In a few short years another opportunity arose with what became known as the Mansfield-Lee debates. Conducted in 1962 in the Unley and Hindmarsh Town Halls the debates with Mr DE Lee of the American Church of Christ were held over six nights with a huge following from the brotherhood. The blustering showmanship of the American evangelist fell to pieces by the sword of the Spirit Word. The apostolic faith was vindicated and proved so exciting that many could hardly wait for the next encounter. The records of those debates still hold the aura of the power of Scripture properly understood proving an irresistible force when challenged.

International conflicts and religious issues raised in the media have always provided opportunity to witness. The six day Arab-Israeli war was immediately seized upon to highlight the Divine hand in preserving the nation of Israel and of our unwavering stance on prophecy. The war and the capture of the Old City electrified the ecclesias. Many local efforts were held and in early 1968 a city Town Hall effort brought in excess of 150 visitors.

Town Hall lectures were a high profile witness for Bible Truth and one of the most memorable was in August 1967, that of Brother Maurie Stewart of California: a fluent, dynamic and appealing speaker who related so well to the interested friends.
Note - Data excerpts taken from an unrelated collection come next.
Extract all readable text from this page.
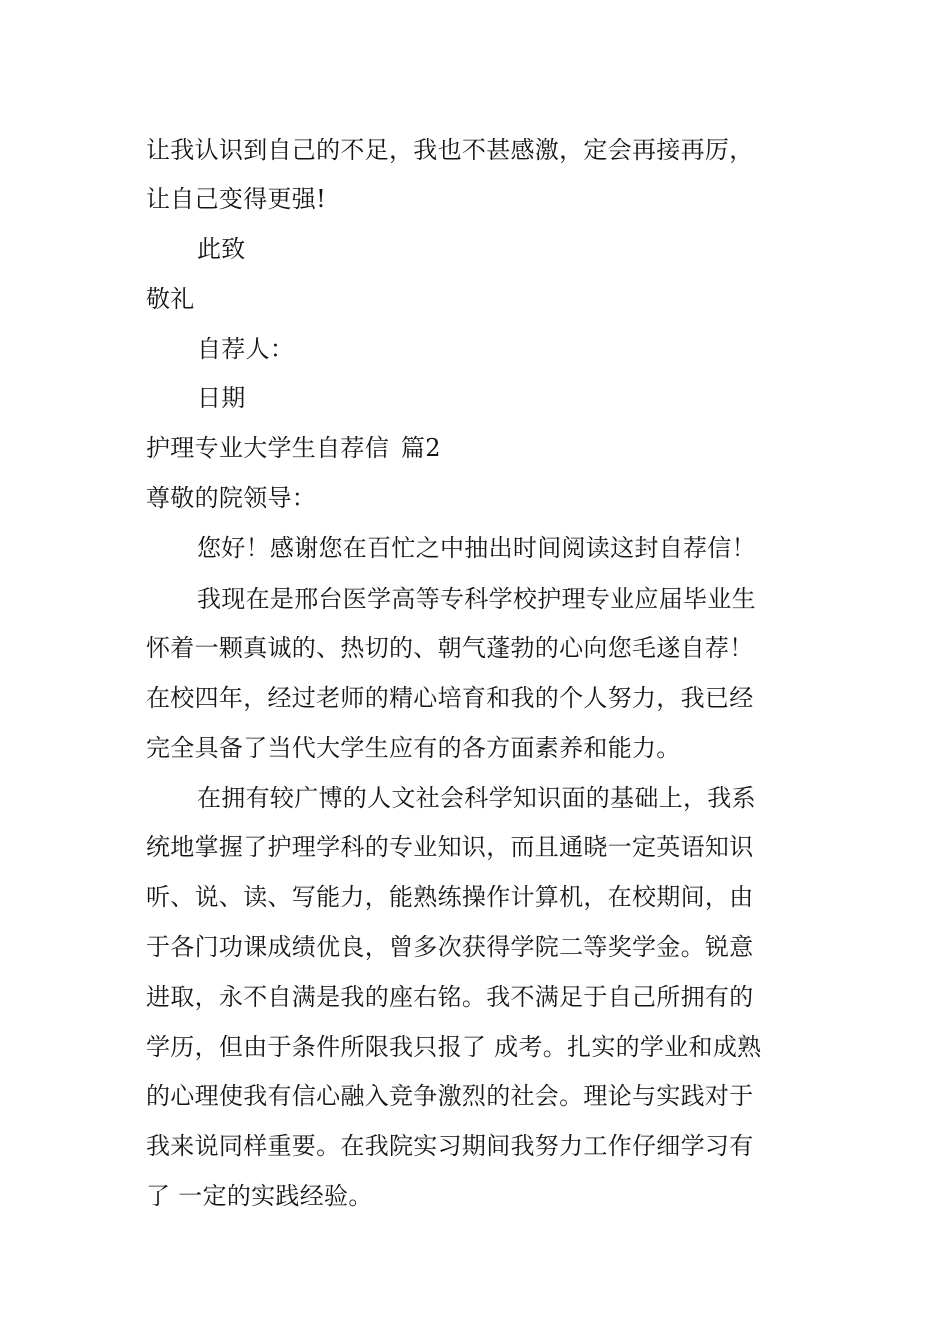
让我认识到自己的不足，我也不甚感激，定会再接再厉，
让自己变得更强!
此致
敬礼
自荐人：
日期
护理专业大学生自荐信 篇2
尊敬的院领导：
您好！感谢您在百忙之中抽出时间阅读这封自荐信！
我现在是邢台医学高等专科学校护理专业应届毕业生
怀着一颗真诚的、热切的、朝气蓬勃的心向您毛遂自荐！
在校四年，经过老师的精心培育和我的个人努力，我已经
完全具备了当代大学生应有的各方面素养和能力。
在拥有较广博的人文社会科学知识面的基础上，我系
统地掌握了护理学科的专业知识，而且通晓一定英语知识
听、说、读、写能力，能熟练操作计算机，在校期间，由
于各门功课成绩优良，曾多次获得学院二等奖学金。锐意
进取，永不自满是我的座右铭。我不满足于自己所拥有的
学历，但由于条件所限我只报了 成考。扎实的学业和成熟
的心理使我有信心融入竞争激烈的社会。理论与实践对于
我来说同样重要。在我院实习期间我努力工作仔细学习有
了 一定的实践经验。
One can never forget the effect of Brother Maurie throwing out a long roll of quotations down the aisle to graphically illustrate his claim that hundreds of verses in the Bible taught the return of Christ to the earth.

In 1973 a public challenge was made to the teachings of the Jehovah’s Witnesses. The press of the day commented upon the ‘holy war’ that erupted as the brethren and sisters rallied with extensive leafleting, newspaper advertising, signs on car roof racks and a public offer for $1,000 for proof of an immortal soul in Scripture. The offer still stands! An audience of about 500 attended with about 200 visitors following closely the scriptural argument presented by Brother Frank Abel of Canada.

Open air preaching has taken several forms, including on the beachfront at Semaphore and on the lawns at Elder Park during the visit of Brother Ron Abel. Whilst of limited noticeable impact, the stimulus provided for the young brethren speaking left an indelible impression and some baptisms came from this work.

Conclusions

This ‘thumbnail sketch’, whilst admittedly brief and far from a detailed catalogue of events, does portray something of the spirit of the times in the South Australian brotherhood experiencing an unprecedented period of growth. The review covering the period after the war and into the ‘60s does not pretend to cover all aspects of a multifacetted work. We are aware of many individuals and several projects that are not covered in this overview, but that which has been highlighted should serve to illustrate the wave of excitement felt by a generation whose hearts were alive with the wonder of keen Bible study and vigorous gospel proclamation. We are the richer for that generation’s labours amongst us. They laid down for us noble traditions in a work ethic and level of commitment that we do well to admire and emulate.

The world has changed and we are another generation, yet if we can share the same vision, the same enthusiasm to read with understanding the Word of our God and to witness for its veracity, then we will feel comfortable in the company of a remarkable collection of people when our Lord calls us together. Today we can seize hold of opportunities just as they did. We can enthuse each other by our own personal Bible study, complementing the vigorous exposition of the Scriptures from our platforms. We can contribute financially and with physical support to the many worthy ventures that serve well our community. We can encourage our young people to pick up the mantle of dedicated service to the God who so evidently created a wonderfully rich heritage for them to treasure and promote.

As the apostle Paul concluded after his first campaign, in this overview we have but “rehearsed all that God had done with them, and how He had opened the door of faith unto the Gentiles” (Acts 14:27). It is our hope that “He which hath begun a good work in you will perform it until the day of Jesus Christ” (Phil 1:6).